How to Sew on a Button with a Shank
Buttons can add a lot to a garment, accessory, jewelry, or even a home décor piece. A uniquely shaped button can give an offbeat feel to your outfit. A brightly colored button can bring some fun and a cheerful look. Fancy buttons like diamante buttons will give your clothing a sophisticated flair.
Whether you’re looking to sew your own clothing, replace the buttons on an existing garment, or bling out your home décor, we’ll take you through everything you need to know about shank buttons – what they are, ideas for using them, and the easy steps to attach them.
Types of buttons
If you’re new to the sewing and DIY world, you may be thinking, “What the heck is a shank button anyways? And does this mean there are hundreds of different kinds of buttons that I’ve never heard of?”
Have no fear – we’ll go through the types of buttons, and don’t worry, there aren’t hundreds.
What types of buttons are there?
These 5 types of buttons are the most common that you will find on the market (and on your clothes):
- flat buttons: these are your standard button with two, three, or four holes that are sewn through to attach the button.
- shank buttons: these buttons have a little metal loop on the back that can be sewn through to attach the button.
- snap buttons: these have two sides that snap together to close rather than utilizing traditional buttonholes.
- stud buttons: these are the sturdy buttons you’ll find on your jeans. They are attached through a stud that pierces the fabric and is attached to a metal fastener.
- toggle buttons: these are funky shaped elongated buttons with two holes that are used to attach them. They are often found on fancy coats.
In this article, we will be focusing on shank buttons – which is one of the most common types for fancy buttons. Let’s dig a little deeper into shank buttons.
What is a shank button?
A shank button is one that has a metal loop, or shank, on the back to attach the button to the fabric. This allows for better use of the surface of the button for a fun or fancy design without dealing with holes like in a standard flat button. This is the type of button most often used for fancy buttons with unique shapes or designs.

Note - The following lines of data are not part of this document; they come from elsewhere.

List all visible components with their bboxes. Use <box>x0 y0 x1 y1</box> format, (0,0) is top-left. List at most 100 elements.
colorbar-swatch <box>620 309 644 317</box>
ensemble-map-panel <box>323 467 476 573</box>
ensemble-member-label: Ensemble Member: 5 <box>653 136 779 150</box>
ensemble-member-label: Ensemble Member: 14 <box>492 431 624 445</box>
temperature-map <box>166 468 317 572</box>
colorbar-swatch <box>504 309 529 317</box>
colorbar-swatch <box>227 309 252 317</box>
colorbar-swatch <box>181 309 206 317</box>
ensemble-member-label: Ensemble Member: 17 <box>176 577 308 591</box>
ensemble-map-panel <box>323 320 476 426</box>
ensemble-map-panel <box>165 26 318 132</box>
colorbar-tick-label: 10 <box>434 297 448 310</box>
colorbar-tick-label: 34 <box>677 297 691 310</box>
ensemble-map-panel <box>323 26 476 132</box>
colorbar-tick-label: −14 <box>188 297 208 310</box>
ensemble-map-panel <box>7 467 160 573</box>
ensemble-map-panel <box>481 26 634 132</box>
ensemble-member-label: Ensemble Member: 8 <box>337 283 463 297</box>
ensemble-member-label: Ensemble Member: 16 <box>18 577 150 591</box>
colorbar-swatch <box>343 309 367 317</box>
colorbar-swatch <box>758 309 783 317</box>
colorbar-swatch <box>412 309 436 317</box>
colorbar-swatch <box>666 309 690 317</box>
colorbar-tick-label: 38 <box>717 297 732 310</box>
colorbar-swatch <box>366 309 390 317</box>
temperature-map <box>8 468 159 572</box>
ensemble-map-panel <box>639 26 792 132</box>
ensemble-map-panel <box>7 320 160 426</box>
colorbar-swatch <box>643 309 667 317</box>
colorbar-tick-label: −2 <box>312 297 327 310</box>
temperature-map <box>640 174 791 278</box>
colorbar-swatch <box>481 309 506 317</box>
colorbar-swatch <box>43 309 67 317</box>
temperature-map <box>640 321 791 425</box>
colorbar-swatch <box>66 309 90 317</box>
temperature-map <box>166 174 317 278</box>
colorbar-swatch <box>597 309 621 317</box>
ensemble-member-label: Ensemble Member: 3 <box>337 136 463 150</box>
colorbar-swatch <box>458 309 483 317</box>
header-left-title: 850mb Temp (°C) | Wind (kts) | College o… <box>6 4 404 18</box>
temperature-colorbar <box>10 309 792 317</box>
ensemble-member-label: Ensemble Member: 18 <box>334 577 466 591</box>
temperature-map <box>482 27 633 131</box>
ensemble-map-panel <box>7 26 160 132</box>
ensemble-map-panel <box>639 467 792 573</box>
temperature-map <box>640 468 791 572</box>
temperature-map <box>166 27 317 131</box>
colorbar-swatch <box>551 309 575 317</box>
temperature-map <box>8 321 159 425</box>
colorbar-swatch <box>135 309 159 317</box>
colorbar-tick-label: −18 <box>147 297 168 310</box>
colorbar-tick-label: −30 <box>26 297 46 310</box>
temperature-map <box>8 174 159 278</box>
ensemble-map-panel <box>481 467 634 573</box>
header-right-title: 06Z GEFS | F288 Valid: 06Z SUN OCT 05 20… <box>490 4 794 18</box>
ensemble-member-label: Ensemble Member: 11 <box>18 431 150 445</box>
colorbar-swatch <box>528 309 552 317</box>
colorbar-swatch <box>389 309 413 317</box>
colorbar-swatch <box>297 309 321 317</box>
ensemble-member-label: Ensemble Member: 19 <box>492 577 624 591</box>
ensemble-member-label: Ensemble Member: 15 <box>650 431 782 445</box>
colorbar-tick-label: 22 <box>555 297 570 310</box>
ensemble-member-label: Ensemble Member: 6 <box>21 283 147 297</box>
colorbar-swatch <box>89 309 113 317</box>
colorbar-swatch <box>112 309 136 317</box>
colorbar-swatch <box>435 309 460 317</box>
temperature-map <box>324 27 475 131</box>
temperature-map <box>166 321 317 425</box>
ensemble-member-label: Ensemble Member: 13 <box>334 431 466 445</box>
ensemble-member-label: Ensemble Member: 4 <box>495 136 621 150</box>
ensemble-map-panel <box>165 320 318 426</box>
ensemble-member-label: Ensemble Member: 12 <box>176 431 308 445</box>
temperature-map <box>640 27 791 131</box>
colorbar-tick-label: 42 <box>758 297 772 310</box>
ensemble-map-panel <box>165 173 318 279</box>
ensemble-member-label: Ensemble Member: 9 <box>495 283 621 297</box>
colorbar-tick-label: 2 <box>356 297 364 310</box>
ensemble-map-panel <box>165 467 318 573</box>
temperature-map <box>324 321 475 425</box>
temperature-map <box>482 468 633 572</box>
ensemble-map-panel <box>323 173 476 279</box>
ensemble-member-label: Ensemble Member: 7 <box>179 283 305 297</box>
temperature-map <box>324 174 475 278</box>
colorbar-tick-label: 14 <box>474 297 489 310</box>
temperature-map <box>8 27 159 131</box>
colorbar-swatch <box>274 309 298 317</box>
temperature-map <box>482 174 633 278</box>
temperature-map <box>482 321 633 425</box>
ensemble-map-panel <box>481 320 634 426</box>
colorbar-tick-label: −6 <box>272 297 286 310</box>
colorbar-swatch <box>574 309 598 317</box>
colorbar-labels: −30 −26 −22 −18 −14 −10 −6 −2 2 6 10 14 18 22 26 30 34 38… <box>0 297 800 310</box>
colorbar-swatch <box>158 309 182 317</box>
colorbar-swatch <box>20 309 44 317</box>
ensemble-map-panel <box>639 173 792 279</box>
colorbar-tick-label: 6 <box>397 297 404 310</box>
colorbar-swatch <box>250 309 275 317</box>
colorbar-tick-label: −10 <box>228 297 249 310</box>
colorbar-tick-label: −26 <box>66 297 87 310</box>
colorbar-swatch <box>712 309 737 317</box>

Which kind of button is easiest to sew?
In my experience, shank buttons are the easiest to sew when you’re already planning on hand sewing your buttons on. The biggest benefit of flat buttons is that they can be attached with a sewing machine, while shank buttons must be hand sewn.
How to Use Fancy Buttons
Before we jump into the nitty gritty of how to actually sew shank buttons onto your project – let’s get the creative juices flowing with a few project ideas for fancy buttons.
Project ideas for fancy buttons
- replacing the buttons on a shirt or cardigan
- decorating a clutch
- giving some tall boot socks a little pizzazz
- spicing up your necklaces and other jewelry
- embellishing a fancy hat
- giving your throw pillows a sophisticated look
- sewing your own buttoned garments – shirts, coats, cardigans, dresses, skirts, and more
How to choose the perfect fancy buttons for your project
Choosing the perfect fancy buttons for your project is so much fun, but can be overwhelming. Here are a few things to keep in mind as you shop:
- the size of the buttons: if you’re replacing buttons on an existing garment, you’ll need to make sure to purchase buttons in the right size. If you don’t, they won’t fit through the buttonholes! That would be a real shame and a waste of money!
- the shape of the buttons: some of the more oddly shaped buttons (the ones that aren’t a plain old circle) may not fit well through buttonholes. They would be the perfect choice for accessorizing a clutch or your home décor though!
- the color and style of the buttons: of course, you’ll want to choose buttons that coordinate well with the item you’re planning on attaching them to!
How to Sew on a Button with a Shank
Time for the details – how to easily sew on a button with a shank.
Steps to sew on a button with a shank
- Mark the button placement.
- Thread a needle with a double layer of thread and knot the end.
- Push the needle up through the fabric.
- Thread the needle through the shank.
- Push the needle back down through the fabric.
- Pull it tight so the button is taut to the fabric.
- Repeat this process 2 or 3 more times.
- Cut the thread to separate it into two tails.
- Knot the thread tails – I like to use a triple square knot for top notch security (that button won’t go anywhere!).
- Trim your thread tails short.
- Your shank button is now attached, enjoy your project!